Un progetto per metà innovazione digitale e per metà esoterica speranza nel futuro. Arctic World Archive contiene quello che l’umanità vuole conservare di sè nei millenni
Per entrare nell’Arctic World Archive servono un casco, una luce frontale e buoni polmoni. Più ci si inoltra nei cunicoli di questa miniera di carbone dismessa a Spitsbergen, l’isola principale delle Svalbard, e più il buio diventa denso, l’ossigeno scarseggia e si procede a piedi, lungo i binari che portavano alla vecchia stazione dei pompieri, che oggi è il cuore di questo progetto per metà innovazione digitale e per metà esoterica speranza nel futuro. A essere prosaici, l’Arctic World Archive è un grosso hard disk nel permafrost. Per chi preferisce la metafora biblica, è un’arca di Noè nel ghiaccio artico. Siamo al 78esimo parallelo, le isole Svalbard si trovano a metà strada tra Capo Nord e il Polo Nord, da Oslo sono tre ore di volo. La sovranità sull’arcipelago è norvegese, ma è regolata da un trattato internazionale che ha appena compiuto cento anni: tutti i cittadini dei paesi firmatari possono stabilirsi, lavorare e sopravvivere (se riescono) qui. In questo secolo le isole sono state destinazione per pionieri, minatori, scienziati, documentaristi: qui Netflix ha girato le scene con gli orsi polari nella sua docu-serie Il nostro pianeta.

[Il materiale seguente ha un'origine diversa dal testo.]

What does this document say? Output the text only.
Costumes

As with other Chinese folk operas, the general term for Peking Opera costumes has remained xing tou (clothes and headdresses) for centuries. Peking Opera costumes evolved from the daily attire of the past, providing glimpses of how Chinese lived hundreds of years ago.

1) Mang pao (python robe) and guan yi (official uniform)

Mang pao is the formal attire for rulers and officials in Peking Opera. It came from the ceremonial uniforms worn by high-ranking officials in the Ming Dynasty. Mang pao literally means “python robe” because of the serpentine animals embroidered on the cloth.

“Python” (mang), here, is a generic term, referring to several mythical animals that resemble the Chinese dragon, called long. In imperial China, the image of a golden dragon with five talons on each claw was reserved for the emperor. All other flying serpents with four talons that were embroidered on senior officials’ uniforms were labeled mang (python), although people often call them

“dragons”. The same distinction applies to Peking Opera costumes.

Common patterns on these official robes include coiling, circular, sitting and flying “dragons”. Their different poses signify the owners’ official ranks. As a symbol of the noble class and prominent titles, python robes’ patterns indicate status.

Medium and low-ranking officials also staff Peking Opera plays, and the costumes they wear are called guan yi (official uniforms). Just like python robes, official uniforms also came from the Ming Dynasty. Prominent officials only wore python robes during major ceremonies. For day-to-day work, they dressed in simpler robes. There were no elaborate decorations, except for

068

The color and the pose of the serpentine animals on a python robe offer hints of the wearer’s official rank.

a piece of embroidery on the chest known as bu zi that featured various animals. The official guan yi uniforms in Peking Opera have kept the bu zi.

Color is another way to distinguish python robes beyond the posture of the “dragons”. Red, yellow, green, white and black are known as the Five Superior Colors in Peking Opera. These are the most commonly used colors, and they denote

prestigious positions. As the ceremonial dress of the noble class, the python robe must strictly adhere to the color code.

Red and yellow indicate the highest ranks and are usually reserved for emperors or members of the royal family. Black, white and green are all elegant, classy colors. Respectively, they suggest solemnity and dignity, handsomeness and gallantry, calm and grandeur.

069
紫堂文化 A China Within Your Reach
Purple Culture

Un archivio dell’umanità a prova di apocalisse
Da qualche anno, oltre al turismo, alla ricerca scientifica e a un vitale birrificio artigianale, alle isole Svalbard hanno deciso di riconvertirsi dalle estrazioni minerarie al business delle arche di Noè. Il progetto più grande e famoso è il Global Seed Vault, il deposito di tutta la conoscenza agricola umana, aperto nel 2008 in un’altra vecchia miniera dell’isola principale. A pochi minuti di strada, tre anni fa è stato inaugurato l’Arctic World Archive, entità indipendente ma pensata con lo stesso principio: fare con la conoscenza e l’arte quello che il Global Seed Vault ha fatto con i semi. Conservare a prova di apocalisse, climatica, nucleare, politica: qualunque cosa accada i file rimarranno lì, per i nostri discendenti o quello che ne rimarrà. L’esistenza stessa di questo archivio artico è una peculiare combinazione di pessimismo e ottimismo. Non sappiamo come andranno le cose come umanità, ma potremmo aver comunque bisogno di vedere com’era fatto un Rembrandt, un manoscritto della Divina Commedia, un film di Gabriele Salvatores (nel 2019 è stata depositata una copia di Mediterraneo restaurata da Infinity Lab).
La conservazione digitale
Il progetto è una collaborazione tra Store Norske Spitsbergen Kulkompani, la società mineraria di Stato norvegese, che ha messo a disposizione gli spazi e il suo know how su come funziona l’interno di una miniera, e Piql, un’azienda specializzata nella conservazione digitale a lungo termine, che produce i supporti digitali «future proof». A vederli e trasportarli sembrano pizze di film da consegnare a una sala cinematografica, il contenitore è bianco e sopra c’è una bandierina del paese donatore e una breve descrizione del contenuto. In effetti la base concettuale del supporto è una pellicola: ogni fotogramma però è un QR code che contiene i dati digitali da conservare. Il supporto è garantito da radiazioni, esplosioni nucleari e disastri vari almeno 1000 anni. Non servono migrazioni, come con i nostri hard disk, e non sono possibili cyber attacchi, perché l’archivio è offline. I contenuti possono essere consultati dai loro possessori, ma le copie fisiche nella vecchia miniera sono raggiungibili solo a piedi, col casco e la luce. Nei prossimi anni sarà costruito un visitor center chiamato The Arc, perché anche i laici norvegesi sono sensibili al fascino della metafora biblica. Sarà progettato dagli architetti dello studio Snøhetta e dai designer di Tellart.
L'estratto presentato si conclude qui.